Durante esse tempo, Alkan continuou a compor e a publicar a sua música. Entre outras obras, concluiu a Grande Sonata «Les quatre âges», op. 33, e publicou duas coleções de Estudos em todas as tonalidades maiores (op. 35) e em todas as tonalidades menores (op. 39). Neste último ciclo inclui-se uma «Sinfonia para piano solo» (op. 39. no. 4 to 7) e um «Concerto para piano solo» (op. 39 no. 8 to 10), obras de grande complexidade musical e técnica. Alkan teria também empreendido a tradução completa da Bíblia para a língua francesa, incluindo o Novo e o Velho Testamentos, a partir das línguas originais. A obra perdeu-se, tal como outras composições musicais de Alkan. Na sua última década de vida, em meados de 1870, Alkan saiu da reclusão e apresentou-se numa série de recitais aos quais assistiria uma nova geração de músicos franceses.

Alkan nunca casou, mas tudo indica que teve um filho, Élie-Miriam Delaborde (1839-1913), também ele pianista virtuoso e intérprete do pédalier. Delaborde dedicou-se à edição de uma série de obras de Alkan. Privando com Georges Bizet (1838-1875) e a sua mulher Geneviève, filha de Jacques Halévy (1799-1862), após a morte de Bizet teria havido uma aproximação entre Delaborde e Geneviève, chegando a falar-se de projetos de casamento, que não chegaram porém a realizar-se.

Alkan morreu em Paris em 29 de março de 1888, com setenta e quatro anos, e foi enterrado em 1 de abril (Domingo de Páscoa) na secção judaica do Cemitério de Montmartre, onde a sua irmã Céleste também foi sepultada. Após a sua morte, a música de Alkan foi praticamente abandonada, apenas lembrada por alguns músicos das gerações seguintes entre os quais Ferrucio Busoni (1866-1925). Foi só no último quartel do século XX que vários pianistas começaram a interpretar e a gravar a sua música, trazendo-a de volta ao repertório.

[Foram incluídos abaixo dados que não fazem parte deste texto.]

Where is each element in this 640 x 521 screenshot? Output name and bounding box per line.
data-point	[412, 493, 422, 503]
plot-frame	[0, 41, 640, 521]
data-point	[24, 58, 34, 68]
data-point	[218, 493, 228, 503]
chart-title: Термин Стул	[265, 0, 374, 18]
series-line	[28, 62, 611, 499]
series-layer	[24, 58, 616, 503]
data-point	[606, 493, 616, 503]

A técnica pianística de Alkan evidencia-se pela elevada exigência técnica e física das suas composições, embora de um modo geral ela não se faça com sacrifício da musicalidade. A sensibilidade musical está patente em muitas obras de Alkan, de um modo particular nos Noturnos e nos Esboços. Tal como Chopin, Alkan escreveu quase exclusivamente para o teclado, incluindo o órgão e o pédalier (piano com pedaleira), do qual era um executante exímio. Entre os traços de virtuosismo da sua música destacam-se a velocidade extrema, os saltos de várias oitavas, as passagens de notas repetidas, ou as linhas contrapontísticas muito espaçadas.

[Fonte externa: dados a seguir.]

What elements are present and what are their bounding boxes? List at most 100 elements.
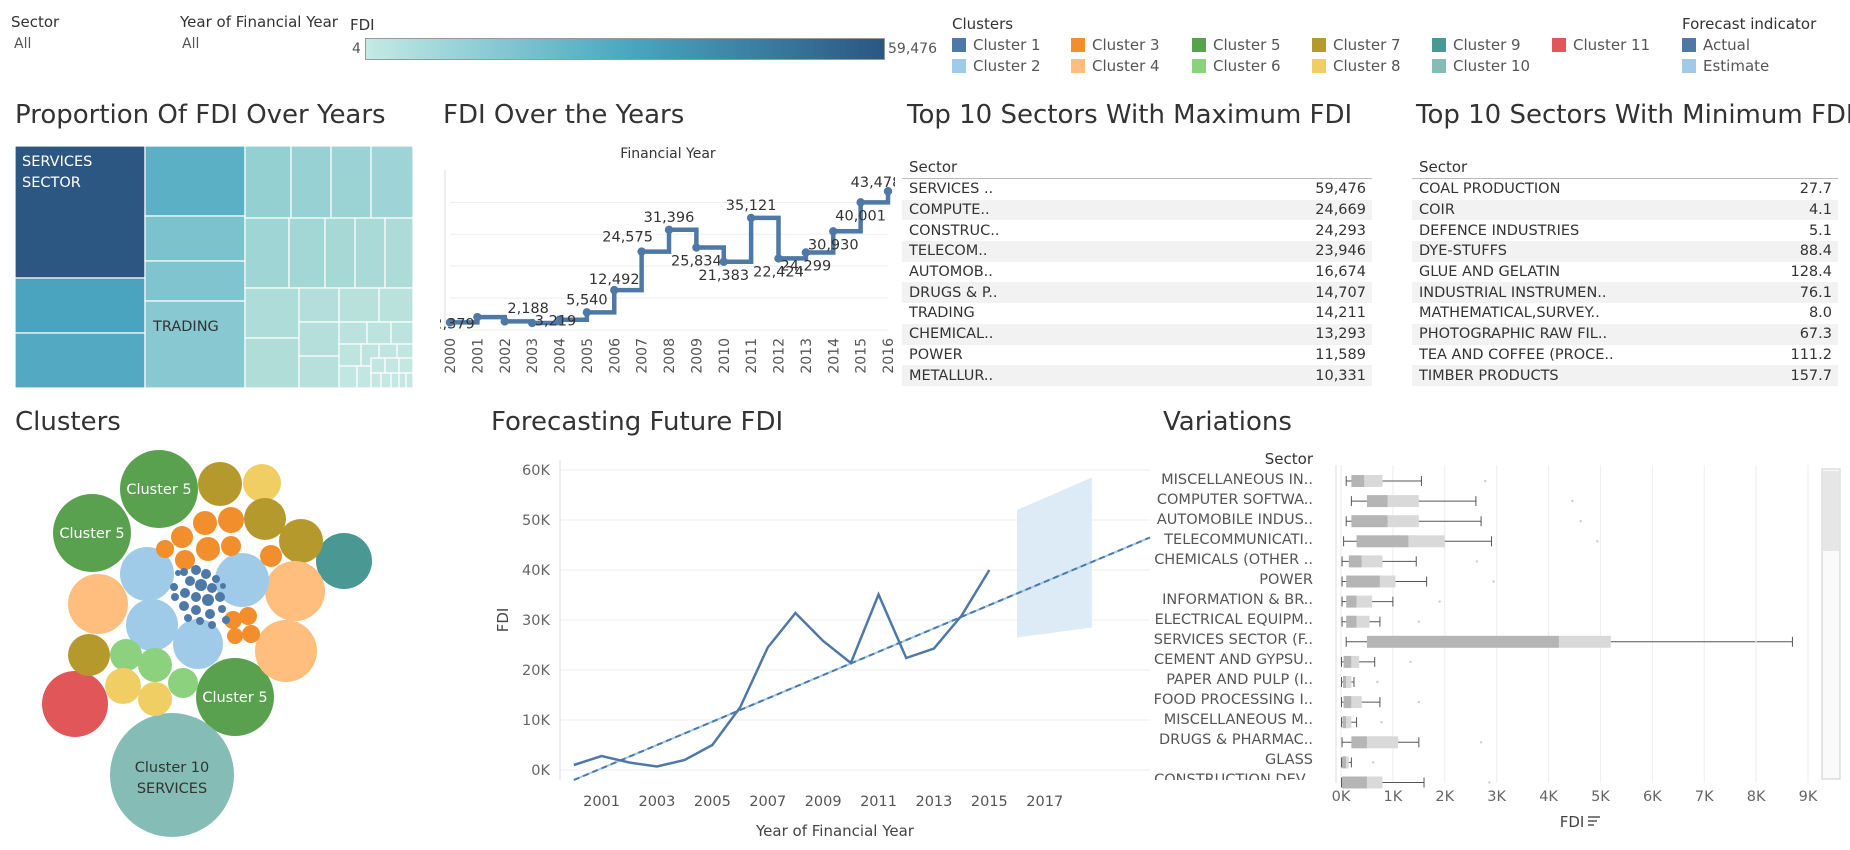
treemap-cell[interactable] xyxy=(338,365,358,388)
table-row[interactable]: SERVICES .. 59,476 xyxy=(902,179,1372,200)
treemap-cell[interactable] xyxy=(15,332,146,388)
treemap-cell[interactable] xyxy=(330,146,372,219)
bubble-cluster7[interactable] xyxy=(244,498,286,540)
treemap-cell[interactable] xyxy=(298,321,340,357)
variations-row-label[interactable]: CEMENT AND GYPSU.. xyxy=(1154,652,1313,668)
treemap-cell[interactable] xyxy=(298,287,340,323)
treemap-cell[interactable] xyxy=(370,372,382,388)
treemap-cell[interactable] xyxy=(144,260,246,302)
bubble-cluster4[interactable] xyxy=(255,620,317,682)
bubble-cluster3[interactable] xyxy=(221,536,241,556)
table-row[interactable]: TEA AND COFFEE (PROCE.. 111.2 xyxy=(1412,345,1838,366)
treemap-cell[interactable] xyxy=(390,372,400,388)
cluster-legend-item[interactable]: Cluster 3 xyxy=(1071,34,1160,55)
cluster-legend-item[interactable]: Cluster 7 xyxy=(1312,34,1401,55)
bubble-cluster7[interactable] xyxy=(279,519,323,563)
treemap-cell[interactable] xyxy=(244,287,300,339)
bubble-cluster9[interactable] xyxy=(316,533,372,589)
bubble-cluster2[interactable] xyxy=(215,553,269,607)
treemap-cell[interactable] xyxy=(398,372,407,388)
treemap-cell[interactable] xyxy=(324,217,356,289)
bubble-cluster3[interactable] xyxy=(156,540,174,558)
variations-row-label[interactable]: INFORMATION & BR.. xyxy=(1162,592,1313,608)
treemap-cell[interactable] xyxy=(354,217,386,289)
bubble-cluster6[interactable] xyxy=(138,648,172,682)
sector-filter-value[interactable]: All xyxy=(14,36,32,52)
fdi-years-point[interactable] xyxy=(500,317,509,326)
table-row[interactable]: DEFENCE INDUSTRIES 5.1 xyxy=(1412,220,1838,241)
bubble-cluster3[interactable] xyxy=(227,628,243,644)
cluster-legend-item[interactable]: Cluster 9 xyxy=(1432,34,1521,55)
treemap-cell[interactable] xyxy=(390,321,413,345)
variations-row-label[interactable]: PAPER AND PULP (I.. xyxy=(1166,672,1313,688)
treemap-cell[interactable] xyxy=(405,372,413,388)
variations-row-label[interactable]: GLASS xyxy=(1265,752,1313,768)
variations-box[interactable] xyxy=(1341,756,1375,769)
treemap-cell[interactable] xyxy=(298,355,340,388)
variations-row-label[interactable]: POWER xyxy=(1259,572,1313,588)
table-row[interactable]: COAL PRODUCTION 27.7 xyxy=(1412,179,1838,200)
bubble-cluster2[interactable] xyxy=(126,599,178,651)
variations-row-label[interactable]: TELECOMMUNICATI.. xyxy=(1164,532,1313,548)
treemap-cell[interactable] xyxy=(396,343,413,359)
variations-box[interactable] xyxy=(1341,716,1383,729)
variations-row-label[interactable]: SERVICES SECTOR (F.. xyxy=(1153,632,1313,648)
cluster-legend-item[interactable]: Cluster 10 xyxy=(1432,55,1530,76)
bubble-cluster3[interactable] xyxy=(239,607,257,625)
treemap-cell[interactable] xyxy=(384,217,413,289)
bubble-cluster6[interactable] xyxy=(110,639,142,671)
fdi-years-point[interactable] xyxy=(801,248,811,257)
treemap-cell[interactable] xyxy=(244,146,292,219)
variations-row-label[interactable]: CONSTRUCTION DEV.. xyxy=(1154,772,1313,780)
bubble-cluster8[interactable] xyxy=(243,464,281,502)
fdi-years-point[interactable] xyxy=(582,308,592,317)
bubble-cluster4[interactable] xyxy=(68,574,128,634)
table-row[interactable]: METALLUR.. 10,331 xyxy=(902,365,1372,386)
variations-row-label[interactable]: FOOD PROCESSING I.. xyxy=(1153,692,1313,708)
treemap-cell[interactable] xyxy=(370,357,386,374)
variations-box[interactable] xyxy=(1345,635,1793,648)
variations-box[interactable] xyxy=(1341,555,1479,568)
treemap-services[interactable] xyxy=(15,146,146,279)
bubble-cluster3[interactable] xyxy=(242,625,260,643)
bubble-cluster3[interactable] xyxy=(224,611,242,629)
variations-box[interactable] xyxy=(1345,475,1487,487)
variations-box[interactable] xyxy=(1341,676,1379,688)
variations-box[interactable] xyxy=(1341,615,1421,628)
cluster-legend-item[interactable]: Cluster 6 xyxy=(1192,55,1281,76)
fdi-years-point[interactable] xyxy=(746,213,756,223)
variations-row-label[interactable]: AUTOMOBILE INDUS.. xyxy=(1156,512,1313,528)
forecast-actual-line[interactable] xyxy=(573,569,991,768)
table-row[interactable]: PHOTOGRAPHIC RAW FIL.. 67.3 xyxy=(1412,323,1838,345)
cluster-legend-item[interactable]: Cluster 8 xyxy=(1312,55,1401,76)
bubble-cluster8[interactable] xyxy=(105,668,141,704)
treemap-cell[interactable] xyxy=(338,343,362,367)
cluster-legend-item[interactable]: Cluster 4 xyxy=(1071,55,1160,76)
variations-box[interactable] xyxy=(1341,776,1491,789)
fdi-years-point[interactable] xyxy=(637,247,646,256)
table-row[interactable]: TIMBER PRODUCTS 157.7 xyxy=(1412,365,1838,386)
treemap-cell[interactable] xyxy=(378,287,413,323)
bubble-cluster11[interactable] xyxy=(42,671,108,737)
table-row[interactable]: AUTOMOB.. 16,674 xyxy=(902,262,1372,283)
variations-row-label[interactable]: MISCELLANEOUS M.. xyxy=(1163,712,1313,728)
table-row[interactable]: INDUSTRIAL INSTRUMEN.. 76.1 xyxy=(1412,282,1838,304)
variations-box[interactable] xyxy=(1341,736,1483,749)
fdi-years-point[interactable] xyxy=(883,187,893,196)
treemap-cell[interactable] xyxy=(384,357,400,374)
fdi-years-point[interactable] xyxy=(719,257,728,266)
treemap-cell[interactable] xyxy=(356,365,372,388)
treemap-cell[interactable] xyxy=(366,321,392,345)
treemap-cell[interactable] xyxy=(290,146,332,219)
forecast-legend-estimate[interactable]: Estimate xyxy=(1682,55,1769,76)
treemap-cell[interactable] xyxy=(288,217,326,289)
bubble-cluster10[interactable] xyxy=(110,713,234,837)
table-row[interactable]: TELECOM.. 23,946 xyxy=(902,241,1372,262)
treemap-cell[interactable] xyxy=(144,215,246,262)
sort-icon[interactable] xyxy=(1588,816,1600,826)
table-row[interactable]: DYE-STUFFS 88.4 xyxy=(1412,241,1838,262)
bubble-cluster3[interactable] xyxy=(175,550,195,570)
variations-box[interactable] xyxy=(1350,495,1574,508)
bubble-cluster5[interactable] xyxy=(196,658,274,736)
treemap-cell[interactable] xyxy=(370,146,413,219)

Alkan compôs não apenas música «pura» mas também programática, como por exemplo Le chemin de fer (O Caminho de ferro), op. 27, possivelmente a primeira peça de música a reproduzir o som de um comboio a vapor. Deixou poucas peças de música de câmara, incluindo uma sonata para violino, outra para violoncelo e um trio para piano. Outra peça curiosa é Marcia funebre, sulla morte d'un Pappagallo (Marcha fúnebre sobre a morte de um papagaio ) para três oboés, fagote e vozes. Do ponto de vista musical, Alkan possuía ideias inovadoras e pouco convencionais, como por exemplo a «tonalidade progressiva», patente nas suas obras em vários andamentos, tais como a Sonata «Les quatre âges», que se inicia em ré maior e termina em sol sustenido menor. Utilizou acordes enarmónicos para modular para as tonalidades mais remotas, incluindo notas com sustenidos e bemóis duplos ou mesmo sustenidos e bemóis triplos.